Experimental Results and Performance
The Emformer architecture was thoroughly evaluated using the LibriSpeech corpus, a benchmark dataset for speech recognition tasks. Key outcomes include:
- Comparison with AM-TRF: Emformer demonstrated a 4.6-fold increase in training speed and an 18% reduction in real-time factor (RTF) during decoding. It achieved notable word error rate (WER) reductions, with relative decreases of 17% on test-clean and 9% on test-other subsets.
- Low Latency Scenario: In conditions with average latency of 80 ms, Emformer attained impressive WERs of 3.01% on test-clean and 7.09% on test-other. This underscores its capacity for effective low latency applications in streaming speech recognition.
- Superior Performance in Hybrid Systems: For hybrid systems, Emformer outperformed conventional LSTM models, achieving substantial gains in RTF and WER. Under average latency constraints, it reached a WER of 2.50% on test-clean and 5.62% on test-other.

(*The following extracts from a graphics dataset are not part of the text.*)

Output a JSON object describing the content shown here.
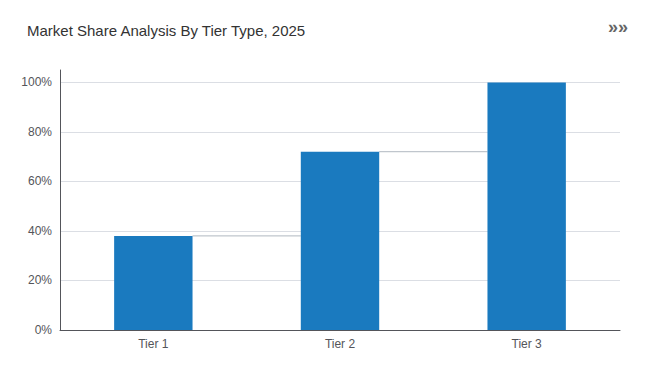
{
  "chart_data": {
    "type": "bar",
    "title": "Market Share Analysis By Tier Type, 2025",
    "annotations": [
      "»»"
    ],
    "categories": [
      "Tier 1",
      "Tier 2",
      "Tier 3"
    ],
    "values": [
      38,
      72,
      100
    ],
    "color": "#1a7abf",
    "ylim": [
      0,
      105
    ],
    "yticks": [
      {
        "value": 0,
        "label": "0%"
      },
      {
        "value": 20,
        "label": "20%"
      },
      {
        "value": 40,
        "label": "40%"
      },
      {
        "value": 60,
        "label": "60%"
      },
      {
        "value": 80,
        "label": "80%"
      },
      {
        "value": 100,
        "label": "100%"
      }
    ],
    "grid": true
  }
}
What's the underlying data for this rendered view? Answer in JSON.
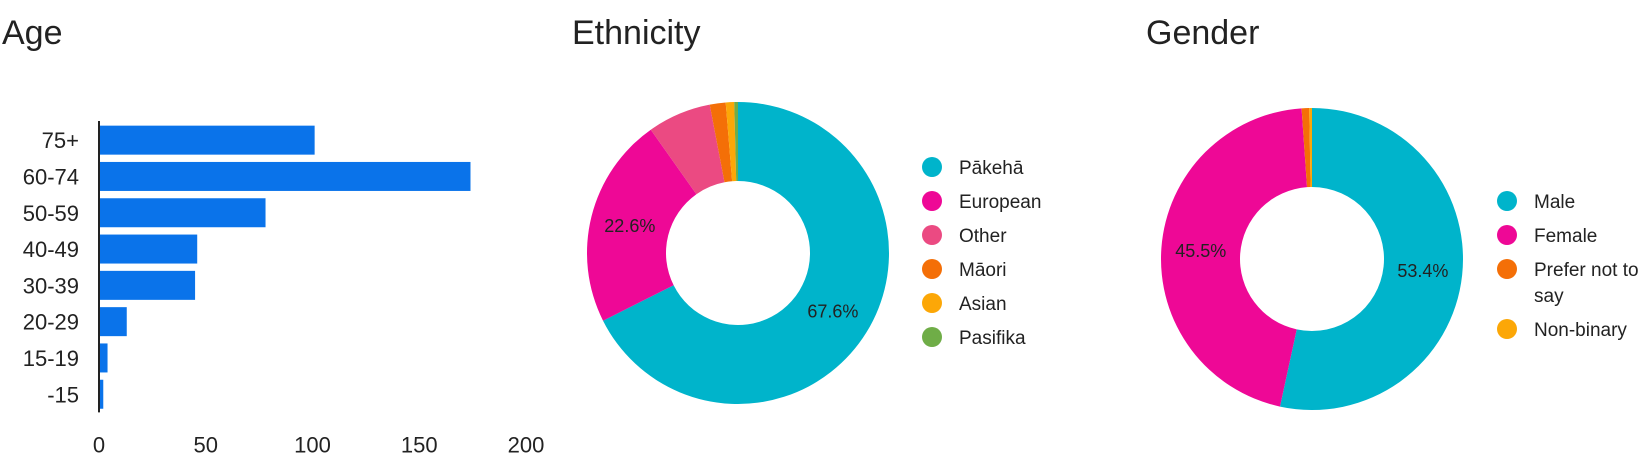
{
  "chart_data": [
    {
      "type": "bar",
      "orientation": "horizontal",
      "title": "Age",
      "categories": [
        "75+",
        "60-74",
        "50-59",
        "40-49",
        "30-39",
        "20-29",
        "15-19",
        "-15"
      ],
      "values": [
        101,
        174,
        78,
        46,
        45,
        13,
        4,
        2
      ],
      "xlim": [
        0,
        200
      ],
      "xticks": [
        "0",
        "50",
        "100",
        "150",
        "200"
      ],
      "grid": false,
      "colors": {
        "bar": "#0a73ea"
      }
    },
    {
      "type": "pie",
      "donut": true,
      "title": "Ethnicity",
      "legend_position": "right",
      "slices": [
        {
          "name": "Pākehā",
          "value": 67.6,
          "label": "67.6%",
          "color": "#00b4cb"
        },
        {
          "name": "European",
          "value": 22.6,
          "label": "22.6%",
          "color": "#ee0896"
        },
        {
          "name": "Other",
          "value": 6.8,
          "label": "",
          "color": "#eb4a82"
        },
        {
          "name": "Māori",
          "value": 1.7,
          "label": "",
          "color": "#f46f07"
        },
        {
          "name": "Asian",
          "value": 0.9,
          "label": "",
          "color": "#fca707"
        },
        {
          "name": "Pasifika",
          "value": 0.4,
          "label": "",
          "color": "#6fad47"
        }
      ]
    },
    {
      "type": "pie",
      "donut": true,
      "title": "Gender",
      "legend_position": "right",
      "slices": [
        {
          "name": "Male",
          "value": 53.4,
          "label": "53.4%",
          "color": "#00b4cb"
        },
        {
          "name": "Female",
          "value": 45.5,
          "label": "45.5%",
          "color": "#ee0896"
        },
        {
          "name": "Prefer not to say",
          "legend_lines": [
            "Prefer not to",
            "say"
          ],
          "value": 0.8,
          "label": "",
          "color": "#f46f07"
        },
        {
          "name": "Non-binary",
          "value": 0.3,
          "label": "",
          "color": "#fca707"
        }
      ]
    }
  ]
}
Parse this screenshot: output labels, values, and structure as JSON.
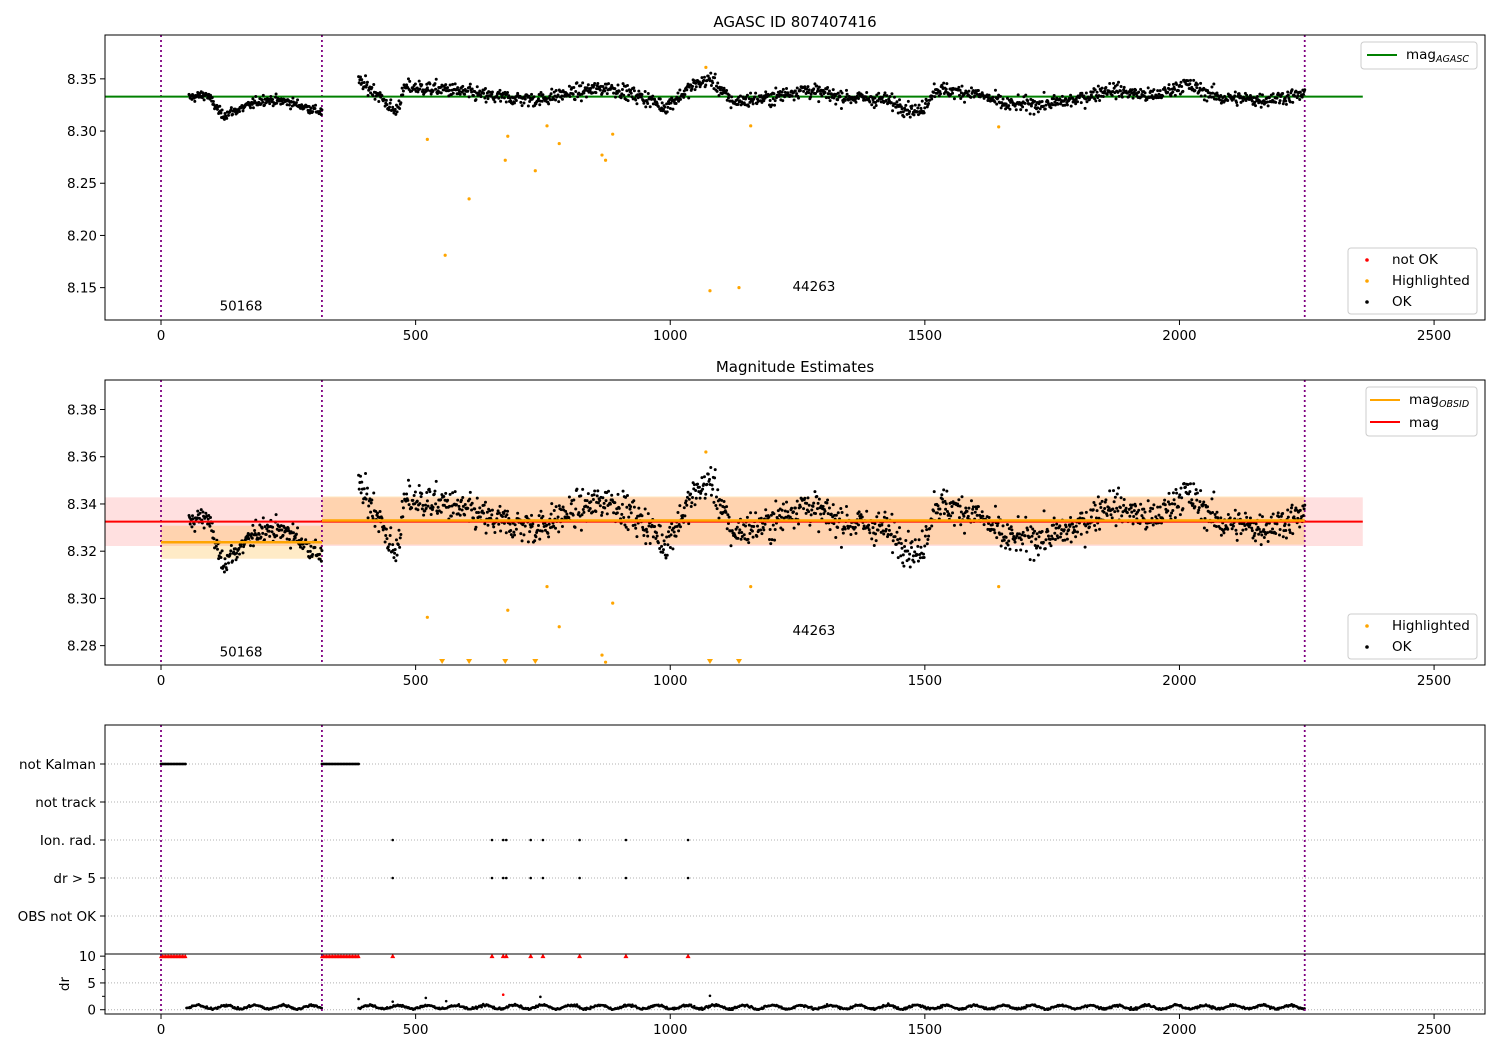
{
  "chart_data": [
    {
      "id": "agasc",
      "type": "scatter",
      "title": "AGASC ID 807407416",
      "xlim": [
        -110,
        2600
      ],
      "ylim": [
        8.119,
        8.392
      ],
      "xticks": [
        0,
        500,
        1000,
        1500,
        2000,
        2500
      ],
      "yticks": [
        8.15,
        8.2,
        8.25,
        8.3,
        8.35
      ],
      "vlines": [
        0,
        316,
        2246
      ],
      "obsid_labels": [
        {
          "text": "50168",
          "x": 115,
          "y": 8.128
        },
        {
          "text": "44263",
          "x": 1240,
          "y": 8.147
        }
      ],
      "mag_line": {
        "name": "mag",
        "sub": "AGASC",
        "value": 8.333,
        "x": [
          -110,
          2360
        ],
        "color": "#008000"
      },
      "legend_top": [
        {
          "label": "mag",
          "sub": "AGASC",
          "color": "#008000"
        }
      ],
      "legend_bottom": [
        {
          "label": "not OK",
          "color": "#ff0000"
        },
        {
          "label": "Highlighted",
          "color": "#ffa500"
        },
        {
          "label": "OK",
          "color": "#000000"
        }
      ],
      "ok_segments": [
        {
          "x0": 55,
          "x1": 316,
          "n": 230,
          "trend": [
            [
              55,
              8.332
            ],
            [
              90,
              8.335
            ],
            [
              120,
              8.315
            ],
            [
              160,
              8.322
            ],
            [
              200,
              8.33
            ],
            [
              250,
              8.328
            ],
            [
              290,
              8.322
            ],
            [
              316,
              8.318
            ]
          ],
          "noise": 0.004
        },
        {
          "x0": 388,
          "x1": 2246,
          "n": 1500,
          "trend": [
            [
              388,
              8.347
            ],
            [
              420,
              8.338
            ],
            [
              460,
              8.318
            ],
            [
              480,
              8.342
            ],
            [
              560,
              8.34
            ],
            [
              650,
              8.333
            ],
            [
              740,
              8.33
            ],
            [
              800,
              8.336
            ],
            [
              880,
              8.342
            ],
            [
              960,
              8.33
            ],
            [
              990,
              8.323
            ],
            [
              1050,
              8.345
            ],
            [
              1080,
              8.35
            ],
            [
              1120,
              8.328
            ],
            [
              1200,
              8.332
            ],
            [
              1260,
              8.34
            ],
            [
              1330,
              8.333
            ],
            [
              1420,
              8.33
            ],
            [
              1490,
              8.318
            ],
            [
              1520,
              8.34
            ],
            [
              1600,
              8.336
            ],
            [
              1660,
              8.325
            ],
            [
              1740,
              8.326
            ],
            [
              1800,
              8.33
            ],
            [
              1860,
              8.34
            ],
            [
              1950,
              8.333
            ],
            [
              2010,
              8.345
            ],
            [
              2080,
              8.332
            ],
            [
              2160,
              8.33
            ],
            [
              2246,
              8.335
            ]
          ],
          "noise": 0.006
        }
      ],
      "highlighted": [
        [
          523,
          8.292
        ],
        [
          558,
          8.181
        ],
        [
          605,
          8.235
        ],
        [
          676,
          8.272
        ],
        [
          681,
          8.295
        ],
        [
          735,
          8.262
        ],
        [
          758,
          8.305
        ],
        [
          782,
          8.288
        ],
        [
          866,
          8.277
        ],
        [
          873,
          8.272
        ],
        [
          887,
          8.297
        ],
        [
          1070,
          8.361
        ],
        [
          1078,
          8.147
        ],
        [
          1135,
          8.15
        ],
        [
          1158,
          8.305
        ],
        [
          1645,
          8.304
        ]
      ]
    },
    {
      "id": "estimates",
      "type": "scatter",
      "title": "Magnitude Estimates",
      "xlim": [
        -110,
        2600
      ],
      "ylim": [
        8.2718,
        8.3925
      ],
      "xticks": [
        0,
        500,
        1000,
        1500,
        2000,
        2500
      ],
      "yticks": [
        8.28,
        8.3,
        8.32,
        8.34,
        8.36,
        8.38
      ],
      "vlines": [
        0,
        316,
        2246
      ],
      "obsid_labels": [
        {
          "text": "50168",
          "x": 115,
          "y": 8.2755
        },
        {
          "text": "44263",
          "x": 1240,
          "y": 8.2845
        }
      ],
      "mag_line": {
        "name": "mag",
        "value": 8.3325,
        "band": [
          8.3222,
          8.3428
        ],
        "x": [
          -110,
          2360
        ],
        "color": "#ff0000"
      },
      "obsid_lines": [
        {
          "x0": 0,
          "x1": 316,
          "value": 8.3238,
          "band": [
            8.3168,
            8.3308
          ]
        },
        {
          "x0": 316,
          "x1": 2246,
          "value": 8.333,
          "band": [
            8.3228,
            8.3432
          ]
        }
      ],
      "legend_top": [
        {
          "label": "mag",
          "sub": "OBSID",
          "color": "#ffa500"
        },
        {
          "label": "mag",
          "color": "#ff0000"
        }
      ],
      "legend_bottom": [
        {
          "label": "Highlighted",
          "color": "#ffa500"
        },
        {
          "label": "OK",
          "color": "#000000"
        }
      ],
      "highlighted": [
        [
          523,
          8.292
        ],
        [
          681,
          8.295
        ],
        [
          758,
          8.305
        ],
        [
          782,
          8.288
        ],
        [
          866,
          8.276
        ],
        [
          873,
          8.273
        ],
        [
          887,
          8.298
        ],
        [
          1070,
          8.362
        ],
        [
          1158,
          8.305
        ],
        [
          1645,
          8.305
        ]
      ],
      "clipped": [
        552,
        605,
        676,
        735,
        1078,
        1135
      ]
    },
    {
      "id": "flags",
      "type": "scatter",
      "xlim": [
        -110,
        2600
      ],
      "xticks": [
        0,
        500,
        1000,
        1500,
        2000,
        2500
      ],
      "vlines": [
        0,
        316,
        2246
      ],
      "flag_rows": [
        "not Kalman",
        "not track",
        "Ion. rad.",
        "dr > 5",
        "OBS not OK"
      ],
      "flags": {
        "not Kalman": [
          [
            0,
            50
          ],
          [
            316,
            390
          ]
        ],
        "Ion. rad.": [
          455,
          650,
          672,
          678,
          726,
          750,
          822,
          913,
          1035
        ],
        "dr > 5": [
          455,
          650,
          672,
          678,
          726,
          750,
          822,
          913,
          1035
        ]
      },
      "dr": {
        "ylabel": "dr",
        "yticks": [
          0,
          5,
          10
        ],
        "ylim": [
          -0.8,
          10.4
        ],
        "clip_value": 10,
        "segments": [
          [
            50,
            316
          ],
          [
            388,
            2246
          ]
        ],
        "spikes": [
          [
            388,
            2.0
          ],
          [
            455,
            1.5
          ],
          [
            520,
            2.2
          ],
          [
            560,
            1.6
          ],
          [
            672,
            2.8
          ],
          [
            745,
            2.4
          ],
          [
            1078,
            2.6
          ]
        ]
      }
    }
  ]
}
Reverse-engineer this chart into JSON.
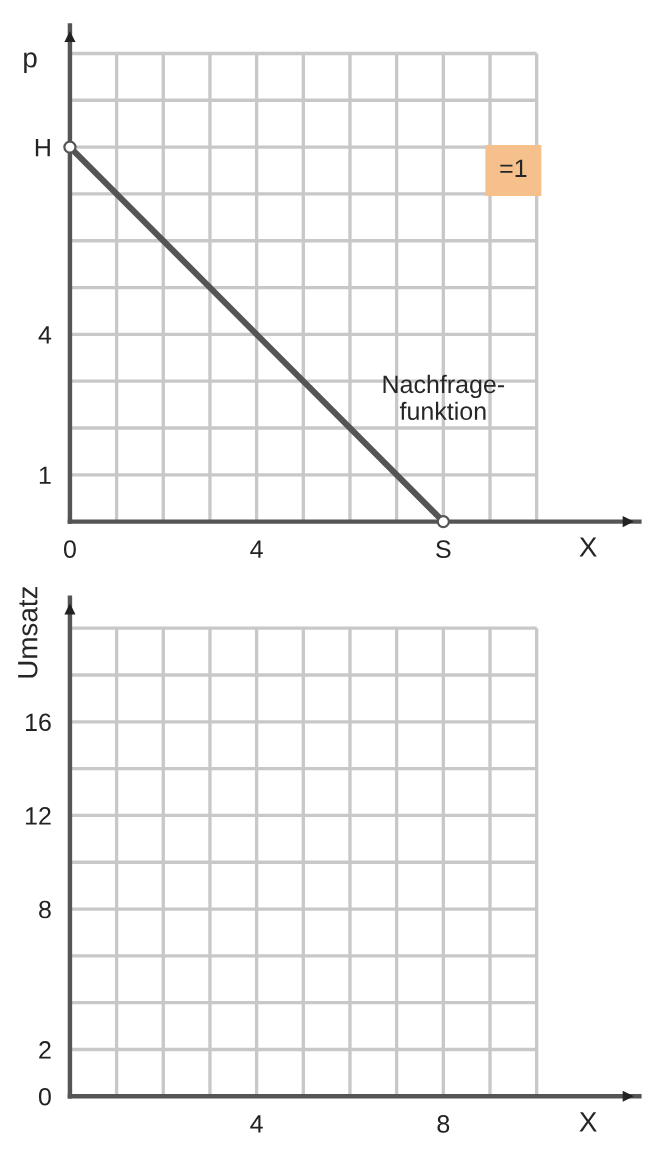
{
  "chart_data": [
    {
      "type": "line",
      "xlabel": "X",
      "ylabel": "p",
      "annotations": [
        "=1",
        "Nachfrage-\nfunktion"
      ],
      "series": [
        {
          "color": "#555555",
          "x": [
            0,
            8
          ],
          "values": [
            8,
            0
          ]
        }
      ],
      "marker": "circle",
      "line_style": "solid",
      "grid": true,
      "xlim": [
        0,
        12.2
      ],
      "ylim": [
        0,
        10.6
      ],
      "xticks": [
        0,
        {
          "value": 1,
          "label": null
        },
        {
          "value": 2,
          "label": null
        },
        {
          "value": 3,
          "label": null
        },
        4,
        {
          "value": 5,
          "label": null
        },
        {
          "value": 6,
          "label": null
        },
        {
          "value": 7,
          "label": null
        },
        {
          "value": 8,
          "label": "S"
        },
        {
          "value": 9,
          "label": null
        },
        {
          "value": 10,
          "label": null
        }
      ],
      "yticks": [
        {
          "value": 0,
          "label": null
        },
        1,
        {
          "value": 2,
          "label": null
        },
        {
          "value": 3,
          "label": null
        },
        4,
        {
          "value": 5,
          "label": null
        },
        {
          "value": 6,
          "label": null
        },
        {
          "value": 7,
          "label": null
        },
        {
          "value": 8,
          "label": "H"
        },
        {
          "value": 9,
          "label": null
        },
        {
          "value": 10,
          "label": null
        }
      ]
    },
    {
      "type": "line",
      "xlabel": "X",
      "ylabel": "Umsatz",
      "grid": true,
      "xlim": [
        0,
        12.2
      ],
      "ylim": [
        0,
        21.3
      ],
      "xticks": [
        {
          "value": 0,
          "label": null
        },
        {
          "value": 1,
          "label": null
        },
        {
          "value": 2,
          "label": null
        },
        {
          "value": 3,
          "label": null
        },
        4,
        {
          "value": 5,
          "label": null
        },
        {
          "value": 6,
          "label": null
        },
        {
          "value": 7,
          "label": null
        },
        8,
        {
          "value": 9,
          "label": null
        },
        {
          "value": 10,
          "label": null
        }
      ],
      "yticks": [
        0,
        2,
        {
          "value": 4,
          "label": null
        },
        {
          "value": 6,
          "label": null
        },
        8,
        {
          "value": 10,
          "label": null
        },
        12,
        {
          "value": 14,
          "label": null
        },
        16,
        {
          "value": 18,
          "label": null
        },
        {
          "value": 20,
          "label": null
        }
      ]
    }
  ]
}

Implications and Future Directions
The paper details significant progress in addressing computational efficiency and latency challenges inherent in streaming speech recognition systems. Emformer's improvements over traditional models represent a promising advancement in ASR applications, particularly for scenarios demanding real-time processing capabilities. This research paves the way for further exploration of transformer-based models, potentially investigating expanded memory mechanisms or nuanced attention strategies that balance precision with resource efficiency. Future work might also delve into applications beyond spoken language recognition, utilizing Emformer's architecture in diverse domains necessitating rapid and reliable streaming analysis.